In my last post I wrote about the model’s paradox of feeling like an object while trying to maintain a strong sense of self. While “disposable commodity” is the overarching definition of “model,” I neglected to add that when modeling is good, it’s really fucking good. Yesterday, I spent the majority of the day wallowing in existential ennui (a sort of what-the-fuck-should-I-do-with-my-life-why-haven’t-I-finished-writing-my-first-collection-of-poems-yet thing) and coming to terms with the fact that my days aren’t as imbued with meaning as they were when I was writing term papers on the modern metropolis or Leonard Cohen’s poetry. I may have remained in that state all day because I only had one casting, at 5:30, so I had a lot of time to scrutinize my recent pursuits. But then I went to the casting.
It was with Steven Sebring, fashion photographer and director of the Patti Smith documentary Dream of Life. He’s a-w-e-s-o-m-e. And we got to talking. And then, instead of taking boring digitals, we had a small, pseudo photo shoot, where I really got to let go and perform. And suddenly the weight of my day evaporated as I moved, kicked, jumped, and threw myself around. There’s something really cathartic in shedding your self, your anxieties and worries, and acting (which is what modeling is, only without dialogue and with breaks), and thus becoming another person.

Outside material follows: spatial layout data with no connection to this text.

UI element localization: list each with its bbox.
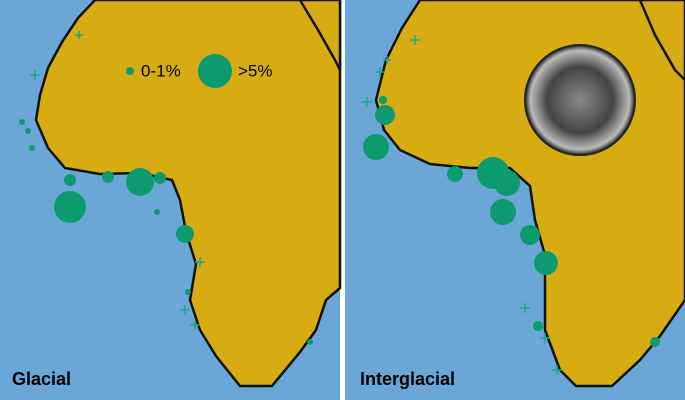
foraminifera-image [524,44,636,156]
sample-sites [19,31,313,345]
interglacial-panel: Interglacial [345,0,685,400]
site [520,225,540,245]
arabia [638,0,685,82]
site [25,128,31,134]
site [64,174,76,186]
site [534,251,558,275]
legend-small-dot [126,67,134,75]
panel-label: Interglacial [360,369,455,389]
site [54,191,86,223]
site [154,172,166,184]
site [176,225,194,243]
site [154,209,160,215]
site [490,199,516,225]
site [102,171,114,183]
absent-markers [362,35,562,375]
glacial-panel: 0-1% >5% Glacial [0,0,342,400]
site [494,170,520,196]
site [375,105,395,125]
site [363,134,389,160]
site [650,337,660,347]
site [447,166,463,182]
site [379,96,387,104]
site [307,339,313,345]
site [126,168,154,196]
legend-large-dot [198,54,232,88]
site [19,119,25,125]
site [29,145,35,151]
sample-sites [362,35,660,375]
site [533,321,543,331]
site [185,289,191,295]
absent-markers [30,31,205,330]
arabia [298,0,342,72]
legend-large-label: >5% [238,61,273,80]
legend-small-label: 0-1% [141,61,181,80]
panel-label: Glacial [12,369,71,389]
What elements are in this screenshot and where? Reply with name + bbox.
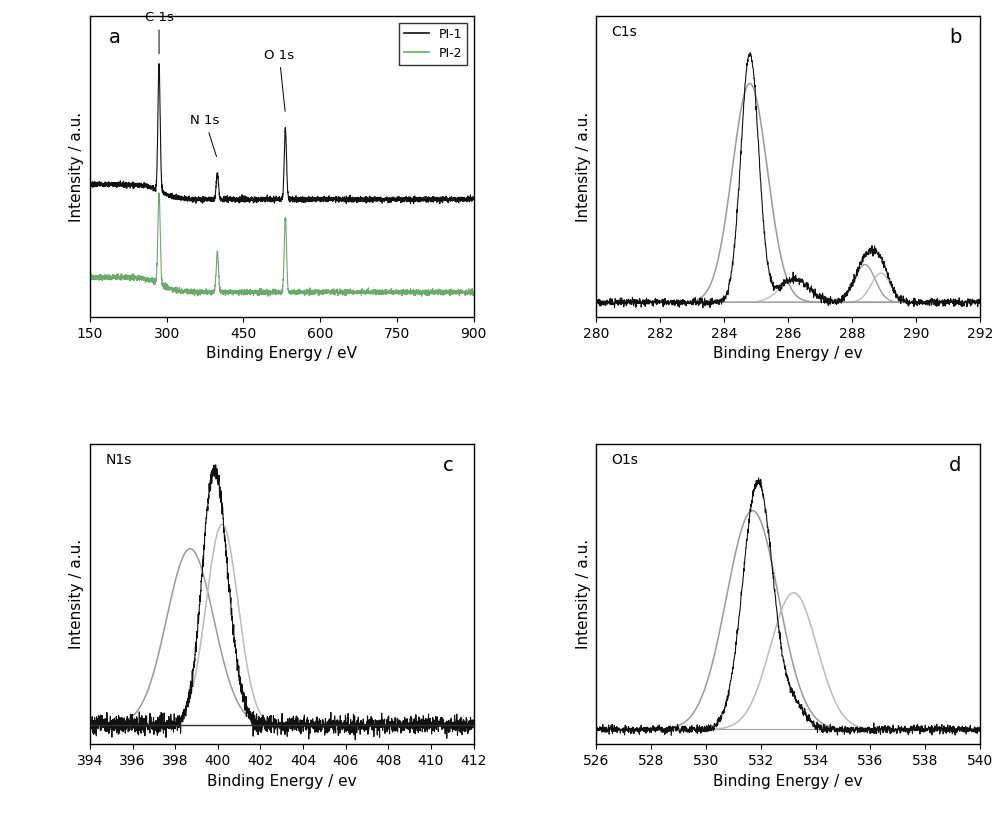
PI-1: [434, 199, 446, 209]
Text: N1s: N1s: [105, 452, 132, 466]
Legend: PI-1, PI-2: PI-1, PI-2: [399, 23, 467, 65]
PI-1: [437, 191, 449, 201]
PI-2: [245, 286, 257, 296]
PI-1: [84, 178, 96, 187]
Text: O1s: O1s: [612, 452, 639, 466]
X-axis label: Binding Energy / ev: Binding Energy / ev: [713, 347, 863, 362]
PI-2: [363, 287, 375, 297]
Y-axis label: Intensity / a.u.: Intensity / a.u.: [576, 539, 591, 649]
PI-2: [456, 285, 468, 295]
PI-1: [468, 193, 480, 203]
PI-1: [245, 194, 257, 204]
PI-1: [153, 59, 165, 69]
PI-2: [153, 188, 165, 198]
PI-2: [84, 272, 96, 281]
PI-2: [437, 286, 449, 296]
Text: N 1s: N 1s: [190, 115, 220, 156]
PI-2: [266, 287, 278, 297]
Text: d: d: [949, 456, 962, 474]
Text: c: c: [443, 456, 454, 474]
Y-axis label: Intensity / a.u.: Intensity / a.u.: [576, 112, 591, 222]
Line: PI-1: PI-1: [90, 64, 474, 204]
Text: C 1s: C 1s: [145, 11, 173, 54]
Y-axis label: Intensity / a.u.: Intensity / a.u.: [69, 112, 84, 222]
Text: C1s: C1s: [612, 25, 637, 39]
PI-1: [456, 195, 468, 204]
PI-1: [363, 194, 375, 204]
Y-axis label: Intensity / a.u.: Intensity / a.u.: [69, 539, 84, 649]
PI-2: [416, 291, 428, 301]
PI-1: [248, 196, 260, 205]
Line: PI-2: PI-2: [90, 193, 474, 296]
PI-2: [248, 285, 260, 295]
X-axis label: Binding Energy / ev: Binding Energy / ev: [713, 774, 863, 789]
PI-2: [468, 286, 480, 296]
X-axis label: Binding Energy / eV: Binding Energy / eV: [206, 347, 357, 362]
Text: O 1s: O 1s: [264, 49, 294, 111]
Text: b: b: [949, 29, 962, 47]
PI-1: [266, 194, 278, 204]
X-axis label: Binding Energy / ev: Binding Energy / ev: [207, 774, 357, 789]
Text: a: a: [109, 29, 121, 47]
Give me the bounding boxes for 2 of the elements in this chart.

It’s a rare thing to have at a casting because each girl typically only gets a few minutes, is treated as just a face, and is welcomed and disposed of almost immediately. Maybe I just got lucky, and showed up at the right moment (when we finished taking photos there were several more models waiting). But that one casting completely changed my mood, because when modeling affords the opportunity to be really creative, to discover innovative ways to display body and character in front of the camera, it can be as satisfying as discovering some universal truth about human nature in a great piece of literature.